My friend Gary Arinder told me about a sermon that he heard some years ago. The main character in the sermon was a young boy who would visit his grandparents every summer during his teenage years. Late at night he and his grandmother would play monopoly, which she would inevitably win. Over the years he dreamed of finally beating his grandmother at their favorite game. At length, I think it was the summer before his Senior year, he won. He, of course, was gloating as they put the pieces back in the box, having achieved the cherished victory after so many years of games. As they put the game away, the grandmother turned to her grandson and said, “Monopoly is like life, in the end it all goes back in the box.”

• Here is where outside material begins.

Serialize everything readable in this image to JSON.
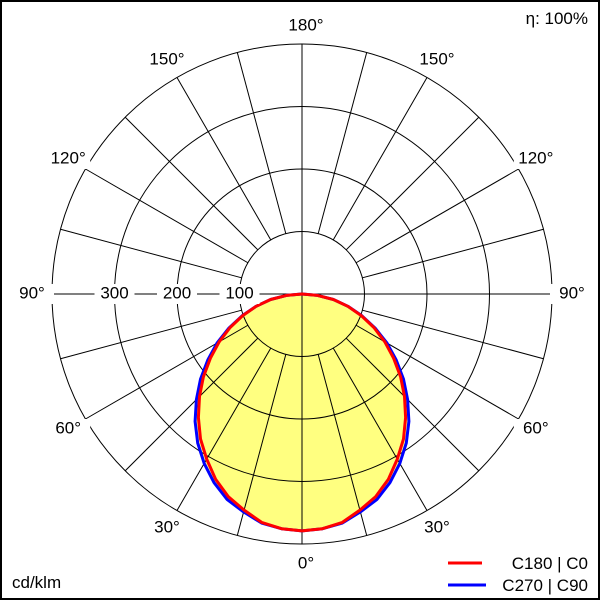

When Gary told me the story, my mind raced with thoughts and questions. Chief among them was, ‘what do we take with us, if anything, as we move from this life to the next?’ What is really important? Our answer is dictated to us by what we believe about God. I have heard sermons, even recently, when the preacher proclaimed that the chief concern of God was his own glory. Plato would be proud. If God is concerned with his own glory then what we take with us—what counts—are those moments when we glorified God, whatever that may mean. But if we, with the early Church, throw Plato and his in-turned, self-centered God out of our minds and focus upon Jesus, and thus his Father and the Holy Spirit, then we are at once in the world of relationships.
The doctrine of the Trinity means, among other things, that God is not self-centered at all, but profoundly and beautifully other-centered. The Father is not preoccupied with his own glory, but loves his Son and the Spirit. And the Son is not bound in narcissism. He loves his Father with all of his heart, soul, mind and strength, as every page of the Gospels shout. And the Holy Spirit is not burdened with the revelation of his own significance. He glories in shining his light upon the Father and Son and their relationship.
My friend Bruce Wauchope of Adelaide, Australia likes to say that 'the currency of heaven is relationships.' The value system of the blessed Trinity is markedly different than ours. In our world money, position, power and prestige matter. But—even as we are learning again in the United States—these are mere illusions which are no more real than the Jolly Green giant. What difference does it make if you are the richest person in the world? For a while you are ‘somebody,’ maybe even ‘the’ somebody, but then you die and your money, and the opinion of your peers goes back in the box. At that moment you find yourself in another world, a world where money and its prestige and power are not valued at all. Your investments prove foolish. You have nothing with which to commend yourself. What really matters? When the game is over and it all goes back in the box, what is left? What do we take with us?
It is beautiful how the blessed Trinity has designed life and history. Everything goes back in the box. We are free to dream our dreams, free to invent our own value systems, free to define and then crown ourselves with glory, but then we all die and face the real world and the real value system. And what do we meet on the other side? What is valuable in heaven? What is the only thing the blessed Trinity favors?
Clive Staples Lewis, in his breathtaking sermon, ‘The Weight of Glory,’ talks about how we all crave fame. What we all want, according to Lewis, is to be famous. But here is his wrinkle, it is not fame with others, not fame with our peers for which we so dearly yearn. It is fame with God. We want to be famous with God. While part of us would never dare to dream of such a thing, another part could never deny that a hint of the Father’s smile is worth more than a thousand dreams fulfilled? So what makes the Father smile? What makes us famous with the blessed Trinity? Preaching? Missionary passion? Money? Power? Prestige?
Could anything thrill the heart of the blessed Trinity more than seeing their own other-centerd care and love and giving expressing themselves in us? Today I was on the receiving end of such fame. An old woman brought me a glass of ice water. It was hot. I was thirsty.
In fifty years she will have moved on and so will have I, and all that we had, made, possessed and valued will have vanished, as well as all the things possessed and done by the grandmother and her grandson. It all goes back in the box—all that is, except relationships. How Trinitarian.